Cas9 is a 160 kilodalton protein that is a vital component of the CRISPR (Clustered Regularly Interspaced Short Palindromic Repeats) adaptive immune system in certain bacteria. It is a RNA-guided DNA endonuclease enzyme.

Mechanism of Action

Cas9 interrogates DNA by unwinding foreign DNA and checking for sites complementary to the 20 nucleotide spacer region of the guide RNA (gRNA). If the DNA substrate is complementary to the guide RNA, Cas9 cleaves the invading DNA. Once Cas-9 has found a target site with the appropriate PAM, it triggers local DNA melting followed by the formation of RNA-DNA hybrid, but the mechanism of how Cas-9 enzyme melts target DNA sequence was not clearly understood yet.

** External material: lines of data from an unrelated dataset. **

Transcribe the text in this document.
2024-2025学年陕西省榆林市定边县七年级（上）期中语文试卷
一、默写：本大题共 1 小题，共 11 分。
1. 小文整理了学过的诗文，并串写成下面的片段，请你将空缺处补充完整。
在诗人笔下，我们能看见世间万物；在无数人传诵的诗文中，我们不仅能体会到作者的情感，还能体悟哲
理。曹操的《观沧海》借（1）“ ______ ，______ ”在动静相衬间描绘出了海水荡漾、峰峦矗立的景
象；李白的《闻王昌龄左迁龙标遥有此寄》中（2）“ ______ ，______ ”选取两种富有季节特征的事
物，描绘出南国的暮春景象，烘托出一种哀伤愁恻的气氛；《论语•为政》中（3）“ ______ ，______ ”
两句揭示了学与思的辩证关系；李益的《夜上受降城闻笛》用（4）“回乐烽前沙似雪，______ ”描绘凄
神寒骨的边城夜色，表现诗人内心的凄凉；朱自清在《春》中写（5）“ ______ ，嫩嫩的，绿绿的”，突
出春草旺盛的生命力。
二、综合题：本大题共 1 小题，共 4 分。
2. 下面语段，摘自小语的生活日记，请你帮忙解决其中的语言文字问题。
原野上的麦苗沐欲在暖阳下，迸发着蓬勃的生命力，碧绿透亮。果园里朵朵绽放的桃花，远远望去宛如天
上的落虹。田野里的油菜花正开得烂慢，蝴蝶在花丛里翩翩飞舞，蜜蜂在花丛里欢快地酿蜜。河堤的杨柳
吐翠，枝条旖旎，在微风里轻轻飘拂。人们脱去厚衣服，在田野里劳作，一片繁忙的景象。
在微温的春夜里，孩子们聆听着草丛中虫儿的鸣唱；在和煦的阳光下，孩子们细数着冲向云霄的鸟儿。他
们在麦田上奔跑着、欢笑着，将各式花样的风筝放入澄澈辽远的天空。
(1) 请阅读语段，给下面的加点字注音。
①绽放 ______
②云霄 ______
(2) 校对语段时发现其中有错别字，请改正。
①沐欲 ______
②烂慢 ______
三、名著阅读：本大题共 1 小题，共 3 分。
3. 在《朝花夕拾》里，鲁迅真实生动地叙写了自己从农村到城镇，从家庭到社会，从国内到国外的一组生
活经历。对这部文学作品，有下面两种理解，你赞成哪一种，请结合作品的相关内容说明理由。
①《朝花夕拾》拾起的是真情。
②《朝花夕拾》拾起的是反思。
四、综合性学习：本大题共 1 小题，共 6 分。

Then, the Cas-9 protein is activated for DNA cleavage. The Cas9:crRNA:tracrRNA complex recognizes the foreign DNA by using PAM sequence and DNA:RNA complementarity and triggers Cas9-catalyzed DNA. The Cas-9 nuclease makes double-stranded breaks (DSBs) at a site 3 base pair upstream to PAM.

Structure

Cas9 features a bi-lobed architecture with the guide RNA nestled between the alpha-helical lobe (blue) and the nuclease lobe (cyan, orange, and gray). These two lobes are connected through a single bridge helix. There are two nuclease domains located in the multi-domain nuclease lobe, the RuvC (gray) which cleaves the non-target DNA strand, and the HNH nuclease domain (cyan) that cleaves the target strand of DNA. A key feature of the target DNA is that it must contain a protospacer adjacent motif (PAM) consisting of the three-nucleotide sequence- NGG.

dCas9

The two crucial catalytic residues of the RuvC and HNH domain can be mutated to alanine abolishing all endonuclease activity of Cas9. The resulting protein coined 'dead' Cas9 or 'dCas9' for short, can still tightly bind to dsDNA. This catalytically inactive Cas9 variant has been used for both mechanistic studies into Cas9 DNA interrogative binding and as a general programmable DNA binding RNA-Protein complex.